Hazel Dickens’ song Fire in the Hole is the title track from the 1987 John Sayles movie Matewan, which tells the story of a coal miners’ strike in the small West Virginia town in 1920.
Here are the lyrics:
“You can tell them in the country, tell them in the town
Miners down in Mingo laid their shovels down
we won’t pull another pillar, load another ton
or lift another finger until the union we have won
Stand up boys, let the bosses know
Turn your buckets over, turn your lanterns low
There’s fire in our hearts and fire in our soul
but there ain’t gonna be no fire in the hole
Daddy died a miner and grandpa he did too,
I’ll bet this coal will kill me before my working days is through
And a hole this dark and dirty an early grave I find
And I plan to make a union for the ones I leave behind
Stand up boys, let the bosses know
Turn you buckets over, turn your lanterns low
There’s fire in our hearts and fire in our soul
but there ain’t gonna be no fire in the hole
There ain’t gonna be no fire in the hole.”
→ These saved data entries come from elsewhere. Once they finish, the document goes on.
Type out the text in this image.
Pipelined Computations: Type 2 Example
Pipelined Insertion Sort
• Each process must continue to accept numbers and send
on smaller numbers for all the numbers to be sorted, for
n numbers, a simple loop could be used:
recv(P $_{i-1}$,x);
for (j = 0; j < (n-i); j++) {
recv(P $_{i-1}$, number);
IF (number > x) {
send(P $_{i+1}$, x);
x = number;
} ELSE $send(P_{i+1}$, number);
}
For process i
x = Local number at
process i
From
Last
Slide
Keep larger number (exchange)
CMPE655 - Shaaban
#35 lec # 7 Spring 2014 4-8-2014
Here is the first paragraph of John Bush’s profile of Dickens at AllMusic:
Protest and folksinger Hazel Dickens grew up the eighth of 11 children in a large, poor mining family in West Virginia, and she used elements of country and bluegrass to spread truth about two causes close to her heart: the plight of non-unionized mineworkers and feminism, born not of the ’60s movement but traditional values. Born June 1, 1935, in Mercer County, West Virginia, Dickens learned about music from her father, an occasional banjo player and Baptist minister who drove trucks for a mining company to make a living. She was influenced by country traditionalists such as Uncle Dave Macon, the Monroe Brothers, and the Carter Family. When she was 19, her family’s dire poverty forced Dickens to move to Baltimore, where she worked in factories with her sister and two brothers.
I found the song through a list of top ten labor songs compiled by Pete Rothberg at The Nation. We also linked to a Rothberg choice last year.